Blog 2022 07 25   Finding Records in the Strangest of Places 

I am currently attending the Institute of Genealogical and Historical Research (IGHR) so this week’s blog is short.

One of the tenets of a presentation given by Claire Bettag, CG, FUGA, in a 2012 lecture at the National Genealogical Society forum dealt with assuming that records of the same type are similar in content.  That is not always the case and you might be surprised to find records that otherwise might seem out of place.

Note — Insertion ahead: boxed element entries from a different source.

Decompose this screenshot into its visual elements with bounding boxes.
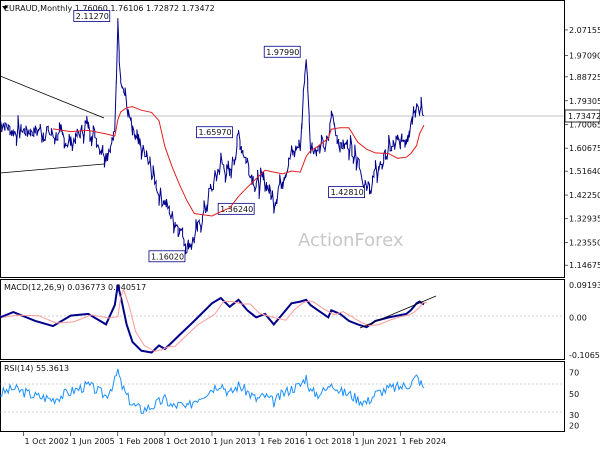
rsi-y-tick-label: 70 (569, 369, 579, 378)
x-tick-label: 1 Feb 2024 (401, 437, 446, 446)
macd-y-axis: 0.091935 0.00 -0.106534 (569, 281, 600, 360)
annotation-label: 1.36240 (220, 205, 253, 214)
macd-panel-frame (0, 279, 565, 360)
price-series-line (0, 18, 425, 255)
rsi-y-tick-label: 50 (569, 390, 579, 399)
macd-signal-line (2, 288, 428, 352)
x-tick-label: 1 Feb 2016 (260, 437, 305, 446)
watermark: ActionForex (298, 230, 404, 251)
y-tick-label: 1.51640 (569, 167, 600, 176)
y-tick-label: 1.70065 (569, 120, 600, 129)
price-y-axis: 2.07155 1.97090 1.88725 1.79305 1.70065 1.606… (564, 26, 600, 270)
y-tick-label: 1.32935 (569, 215, 600, 224)
annotation-box (263, 45, 301, 58)
macd-y-tick-label: 0.00 (569, 313, 587, 322)
rsi-line (0, 368, 425, 414)
annotation-label: 1.65970 (199, 128, 232, 137)
x-tick-label: 1 Jun 2021 (354, 437, 397, 446)
y-tick-label: 1.23550 (569, 239, 600, 248)
x-tick-label: 1 Feb 2008 (119, 437, 164, 446)
y-tick-label: 1.79305 (569, 97, 600, 106)
macd-y-tick-label: 0.091935 (569, 281, 600, 290)
annotation-box (148, 250, 186, 263)
price-panel-frame (0, 0, 565, 278)
y-tick-label: 1.14675 (569, 261, 600, 270)
y-tick-label: 1.60675 (569, 144, 600, 153)
rsi-panel-frame (0, 361, 565, 432)
x-tick-label: 1 Oct 2018 (307, 437, 351, 446)
x-tick-label: 1 Oct 2010 (166, 437, 210, 446)
macd-label: MACD(12,26,9) 0.036773 0.040517 (4, 283, 146, 292)
annotation-box (73, 10, 111, 22)
symbol-header: EURAUD,Monthly 1.76060 1.76106 1.72872 1… (4, 4, 215, 13)
macd-y-tick-label: -0.106534 (569, 351, 600, 360)
x-tick-label: 1 Oct 2002 (25, 437, 69, 446)
annotation-label: 1.16020 (151, 252, 184, 261)
dropdown-triangle-icon[interactable] (2, 6, 8, 10)
x-axis: 1 Oct 2002 1 Jun 2005 1 Feb 2008 1 Oct 2010… (23, 432, 446, 446)
rsi-y-tick-label: 30 (569, 411, 579, 420)
macd-line (0, 284, 425, 354)
trendline-lower (0, 163, 105, 174)
annotation-label: 2.11270 (76, 12, 109, 21)
annotation-label: 1.42810 (331, 188, 364, 197)
annotation-box (217, 202, 255, 215)
x-tick-label: 1 Jun 2013 (213, 437, 256, 446)
y-tick-label: 1.88725 (569, 73, 600, 82)
annotation-box (196, 126, 233, 139)
y-tick-label: 1.42250 (569, 191, 600, 200)
rsi-y-tick-label: 20 (569, 422, 579, 431)
y-tick-label: 1.97090 (569, 52, 600, 61)
rsi-y-axis: 70 50 30 20 (569, 369, 579, 431)
y-tick-label: 2.07155 (569, 26, 600, 35)
current-price-box (564, 109, 600, 123)
current-price-label: 1.73472 (568, 112, 600, 121)
macd-trendline (359, 295, 437, 329)
x-tick-label: 1 Jun 2005 (72, 437, 115, 446)
annotation-box (328, 186, 365, 199)
trendline-upper (0, 75, 105, 119)
moving-average-line (52, 106, 425, 217)
annotations: 2.11270 1.97990 1.65970 1.36240 1.42810 1.160… (73, 10, 365, 263)
rsi-label: RSI(14) 55.3613 (4, 364, 69, 373)
annotation-label: 1.97990 (266, 48, 299, 57)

I have written about my hooligan ancestor who was medically discharged from the Army during the Civil War, reenlisted, and then deserted.  However, his second wife was not aware of this and filed a widow’s pension in 1907 wanting him declared dead.  One of the documents she had to provide was a copy of their marriage in Toronto, Canada in 1882.  When I received the inch-thick packet from the National Archives and Records Administration (NARA), in it was a copy of a Canadian marriage license.  Not a normal place to look for one.  I already had two copies of it, one I got off a website and the other when I was at the Canadian Archives of Ontario in Toronto.

I knew my great grandfather, General Jackson Thomas, and his third wife, Mrs. Unity Medders Dean had split.  What I was not sure about was whether they divorced, although she is listed as a widow in his obituary of 1926, legally separate, or simply split.  One day while copying all land and deed records that I could find one with his name on them, I came across a unique one.  On 5 February 1924, they agreed to live in a state of separation and he was giving her land and livestock for her care and their daughter.  Who would think to look in a land deed for a Legal Separation Document?

I have also seen a complete copy of a will in the land and deed records of a different county.  Why?  Because the deceased owned property in that county when she died and the property had to be probated.  The judge in that county required a copy (certified transcription) from the original probate court.  That had to be provided.

I have found copies of marriage records in probate records and in land records.  I have heard of all sorts of records being found in military and railroad pension files.

So back to the original false assumptions, do not assume that records filed by type ONLY contain those types.